1\. RRSPs? Form 8891.

2\. Still have bank/etc. accounts in Canada (including RRSPs)? Form TD F
90-22.1.

3\. Mutual funds inside those Canadian accounts? Form 8621.

4\. Own shares in a Canadian company (not public)? Form 5471. Partner in a
partnership? Form 8865.

These are common foot-faults. I don't know about your particular situation.
And all of these will apply whether the CRA thinks you are still a Canadian
resident or whether they think you're a nonresident for Canadian tax purposes.

------
gyardley
Are you considered a resident or a non-resident of Canada for tax purposes,
and do you have income from Canadian sources?

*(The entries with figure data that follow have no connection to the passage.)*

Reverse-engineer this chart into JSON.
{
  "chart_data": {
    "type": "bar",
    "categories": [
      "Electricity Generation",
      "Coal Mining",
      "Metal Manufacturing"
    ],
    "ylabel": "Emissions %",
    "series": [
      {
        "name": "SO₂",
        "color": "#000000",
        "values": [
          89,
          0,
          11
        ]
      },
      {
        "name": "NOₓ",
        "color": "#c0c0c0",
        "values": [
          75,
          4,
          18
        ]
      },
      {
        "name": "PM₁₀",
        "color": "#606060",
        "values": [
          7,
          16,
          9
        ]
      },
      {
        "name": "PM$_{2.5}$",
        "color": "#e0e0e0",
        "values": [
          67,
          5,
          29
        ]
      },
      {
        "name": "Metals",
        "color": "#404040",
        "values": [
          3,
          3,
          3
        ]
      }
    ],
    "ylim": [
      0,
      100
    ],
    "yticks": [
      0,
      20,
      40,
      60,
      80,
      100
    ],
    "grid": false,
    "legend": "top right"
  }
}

<http://www.cra-arc.gc.ca/tx/nnrsdnts/ndvdls/nnrs-eng.html>

If your answer to both those questions is no - as it is in my case - you don't
need to file a Canadian return, and you can use whatever tax preparation
services your American friends do.

Way back in 2001, the year I moved here, I _believe_ I filed both an American
and a Canadian federal tax return and on the Canadian tax return I claimed my
American taxes paid as a foreign tax credit. I was a broke-ass student at the
time, so using a tax-prep service wasn't an option. But I don't remember it
being particularly complicated.

Keep in mind that I am not a tax accountant, the rules and regulations may
have changed, and my memory is probably completely shot - so don't take my
advice as gospel.